The Art of Seeing by Michael Milton
Those of us in therapy each reached out for help in dealing with an assortment of psychological challenges: depression, insomnia, anger, insecurity, lack of love, lack of trust, bulimia, overeating, physical or mental abuse, financial woes. The list of reasons for investigating therapy is, in fact, as long and as varied as the number of patients sitting on therapists’ couches.
One of my reasons for beginning analysis was my many-year bout of misophonia—sound sensitivity syndrome. I have not always known that my aural touchiness went by any other name than “a little crazy.”
Only recently did I discover that there was scientific nomenclature for my raging response to certain sounds, and that meant I was not alone. It is curious how this singular discovery made me feel a bit better about myself in light of my misophonia. It’s true: Misery does love company.
Perhaps sound sensitivity pales in comparison when considered along-side the deep psychological wounds suffered from physical abuse or a daily battle resisting the siren song of suicide. Still, misophonia and my body’s response to it has made my life very difficult at times.
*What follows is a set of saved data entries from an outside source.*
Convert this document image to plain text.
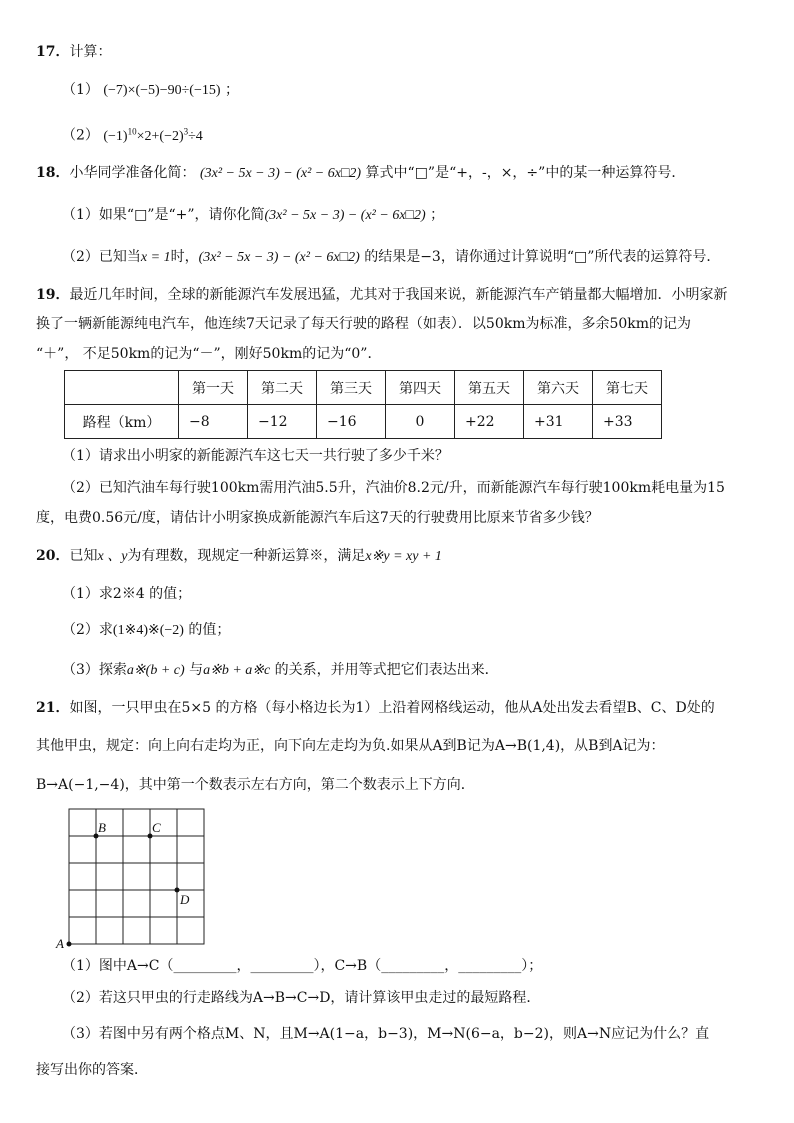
17．计算：
（1） (−7)×(−5)−90÷(−15) ；
（2） $(-1)^{10}\times 2+(-2)^3\div 4$
18．小华同学准备化简： (3x² − 5x − 3) − (x² − 6x□2) 算式中“□”是“+，-，×，÷”中的某一种运算符号．
（1）如果“□”是“+”，请你化简(3x² − 5x − 3) − (x² − 6x□2) ；
（2）已知当x = 1时，(3x² − 5x − 3) − (x² − 6x□2) 的结果是−3，请你通过计算说明“□”所代表的运算符号．
19．最近几年时间，全球的新能源汽车发展迅猛，尤其对于我国来说，新能源汽车产销量都大幅增加．小明家新
换了一辆新能源纯电汽车，他连续7天记录了每天行驶的路程（如表）．以50km为标准，多余50km的记为
“＋”， 不足50km的记为“－”，刚好50km的记为“0”．
	第一天	第二天	第三天	第四天	第五天	第六天	第七天
路程（km）	−8	−12	−16	0	+22	+31	+33
（1）请求出小明家的新能源汽车这七天一共行驶了多少千米？
（2）已知汽油车每行驶100km需用汽油5.5升，汽油价8.2元/升，而新能源汽车每行驶100km耗电量为15
度，电费0.56元/度，请估计小明家换成新能源汽车后这7天的行驶费用比原来节省多少钱？
20．已知x 、y为有理数，现规定一种新运算※，满足x※y = xy + 1
（1）求2※4 的值；
（2）求(1※4)※(−2) 的值；
（3）探索a※(b + c) 与a※b + a※c 的关系，并用等式把它们表达出来．
21．如图，一只甲虫在5×5 的方格（每小格边长为1）上沿着网格线运动，他从A处出发去看望B、C、D处的
其他甲虫，规定：向上向右走均为正，向下向左走均为负.如果从A到B记为A→B(1,4)，从B到A记为：
B→A(−1,−4)，其中第一个数表示左右方向，第二个数表示上下方向．
A
B	C
D
（1）图中A→C（_________，_________），C→B（_________，_________）；
（2）若这只甲虫的行走路线为A→B→C→D，请计算该甲虫走过的最短路程．
（3）若图中另有两个格点M、N，且M→A(1−a，b−3)，M→N(6−a，b−2)，则A→N应记为什么？直
接写出你的答案．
Chewing, snoring, whistling, humming, noisy breathing, the sound of a knife against a plate, tiny percussions blasting out of the iPod of my subway seat neighbor, wheezing, horn honking — many sounds of day to day life — can set my teeth on a very thin and brittle edge. I change subway cars when my steely stares go unnoticed or ignored by a nearby gum popper. Snoring can push me to seek refuge on the couch or even in the backseat of the car in the garage. I counter the muffled sound of the neighbor’s radio by turning up the fan and the volume on my CD player.
Clearly, settling in New York City was probably not the best choice I could have made in light of this syndrome.
Though therapy has helped me to piece together historic reasons for my misophonia, I am not yet totally free from the unpleasant response I have when I hear certain sounds. What do I feel? Imagine the way you feel when you witness injustice, or the way your body responds when you are falsely accused, or the way your pulse quickens and your skin gets clammy and your throat tightens when you observe someone behaving in a manner devoid of compassion.
That’s what I feel like when I hear certain sounds.
I often go to the theater where, you might correctly imagine, my misophonia can be sorely tested. Despite announcements before the curtain goes up outlining what it takes to be a good audience, there are still fellow theater-goers who think those messages are only for “other people.” I have been known to communicate my displeasure with those breaking theater rules by utilizing a communication system ranging from sharp hisses to outright “shut ups!”
I understand all of this makes me sound a trifle bit unbalanced but please remember, I am in therapy!
Recently, I attended a performance of a new Broadway show. I was running late and was able to slip into my seat as the lights were dimming. Normally, I take the moments before a show begins to cruise the immediate area, making a mental determination as to whom I will most likely need to keep an eye (or rather, ear) out for once the show is underway; who are the likely gum chewers, loud whisperers, page rattlers, pretzel munchers.
But my tardiness that evening had not given me the opportunity.
The opening number had only just begun when from directly behind came the “kkkrrrrsssshhhhhh” of a plastic bag being opened, and then noisily passed around.
I glanced to my neighbors on my immediate left and right. They did not appear to be perturbed at all. Too bad. Often, someone else sitting nearby will beat me to the punch, diving in and shaming the transgressor into quiescence before I have to do it myself.
The noise continued. Finally, exasperated, I looked over my shoulder to deliver a withering glare at the offenders.
And there behind me were four kids, all boys, raptly staring up at whatever was happening up onstage. They were sharing a large bag of M & Ms, passing it back and forth, not taking their eyes off the stage as they jammed their hands deeper and deeper down in the bag.
Further down the aisle sat a man and a woman I guessed were the boys’ parents. I also guessed them to be tourists. The two adults were staring straight ahead, both looking absolutely exhausted and probably profoundly grateful for an excuse to be sitting in the dark, momentarily absolved from their long day of caretaking, relieved from their duties by whatever color and movement was being spun out at them from the stage.
Thank goodness my nasty glare went unnoticed.
I slowly turned back in my seat and for one rare moment, the mindless irritation caused by my misophonia was dampened, and an almost tearful surge of something kinder took its place. Here were parents doing their best by their children. They had, by my reckoning, spent close to eight hundred dollars on the theater tickets alone. Add to that the possibilities of hotels, meals for six, parking, tolls, car rental or airfare. And there was nothing about this little group that suggested that money wasn’t anything but hard-earned.
I thought to myself, “Let them remember Times Square, Ellis Island, Central Park in spring, and the rush and din of our wonderful city and boroughs. I don’t want their takeaway from this trip to be my disdainful glance.”
I left them in peace and—for at least the duration of the play–the continuing rustle of the candy wrapper mercifully faded from my consciousness.